Following is a summary of our day spent in the town of Voltaggio on February 22, 1999.  Pictures
will follow as soon I get them.
 
The day broke with thick, pea soup fog.  Remembering the fog lifting the previous day, we forced
ourselves to be optimistic and went down for breakfast.  We left by 9:00 for Voltaggio (still in fog
and still hoping).  The ride was over an hour and by the time we passed the halfway point, as we
were crossing the Po River bridge, the fog lifted!  Mom was watching over us....As we
approached the town of Voltaggio, our anticipation heightened and when we saw the sign for the
entrance to the town, we pulled over and all jumped out of the van (except Nick, who eased out)
and started taking pictures and video of us in front of the sign.  A farmer watching from a nearby
field surely thought we were crazy.

We spent most of the day in the town of Voltaggio.  First we entered the town and parked at the
"Peso Pubblico" (public scale) and walked up the Via Roma into the center.  Everything was
closed up tight and it wasn't until we reached the church that we saw anyone.  After entering and
snapping and videotaping everything in sight, two women, who I'm sure were overcome with
curiosity, came over and said hello.  I started describing our "genealogical trip" and soon we were
gabbing away like old friends.  It was my first attempt at serious, prolonged discussion and it went
well.  She understood me and I pretty much understood them.

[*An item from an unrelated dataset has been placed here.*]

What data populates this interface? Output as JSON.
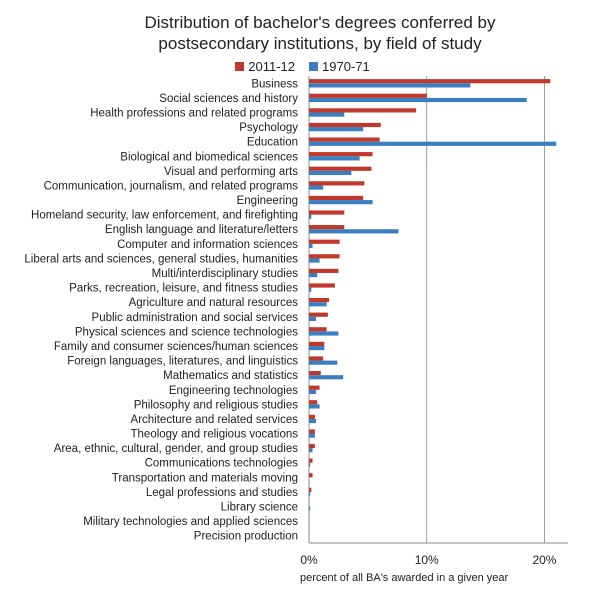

After the church we went to see the ruins of the castle on top of the hill.  Nick stayed down by the
church and Fran, Chris and I went around the church and up the hill.  It was a pretty tough climb
and when we arrived at the top, we had a nice view of the town below and hills around.  The
castle dates from before 900 AD and only consists of a few sections of wall and a television
antenna for the town.   After snapping a few pictures and a few feet of videotape, we returned to
the church.

By previous arrangement through my Internet connection with Allesandro Cavo, we had an
appointment to meet with the Mayor at 12:30pm.  At about 12:15, however, the door to the
Municipio was locked and the whole town went home for lunch!  Fran and I walked through to
the other side of town and took pictures while Chris went back to the car and drove it up to the
Municipal building.  By then, we decided that we were hungry and went into the only Trattoria
opened in town, a few steps from the Municipio.  We ordered Gnocchi and roast veal, followed
by gelato and fell in love with our waitress, who was a Costa Rican emigre', who with her
husband, ran the trattoria.

After lunch we tried the Municipio again (still locked), but this time I rang the bell.  A window
opened from the upper floor and I explained our appointment to her.  He said that the Mayor was
sick, but that she would call the Vice-Mayor.  We went up the stairs to the Council Room and
met Vice-Mayor Repetto, who proceeded to give us about 20 minutes of explanations to the
numerous questions that we had about the town.  It seems that there were 5 churches which date
back to before 1600, but all of them had their records destroyed as a result of the wars which
plagued the area in the 17th century between Genova and Piemonte.  As a result, no real records
remain.  The Mother Church (Santa Maria Assunta) was rebuilt in the 18th century on the remains
of an older church.  Signor Repetto gave us some books and promised to send more to me by
mail.

After our visit with the Vice-Mayor, we drove to the "postcard spot", where we took many
pictures and feet of tape at the old Roman bridge, with a great view of the town.  While we were
there we spotted a house for sale at the confluence of two arms of the stream; a perfect spot to
retire to.  Oh well, just a dream.  Before we left town, we were met again by the Costa Rican
waitress/owner of the Trattoria and she insisted in showing us the sulfur spring at the edge of
town.  All during our walk there, she talked  about her life story of leaving Costa Rica, coming
through Miami, where she was detained for two days and arriving here in Voltaggio.  After a few
more pictures, we left her and started home.  Our trip back to Milano was filled with excited
conversations of our glorious day in the town of Voltaggio.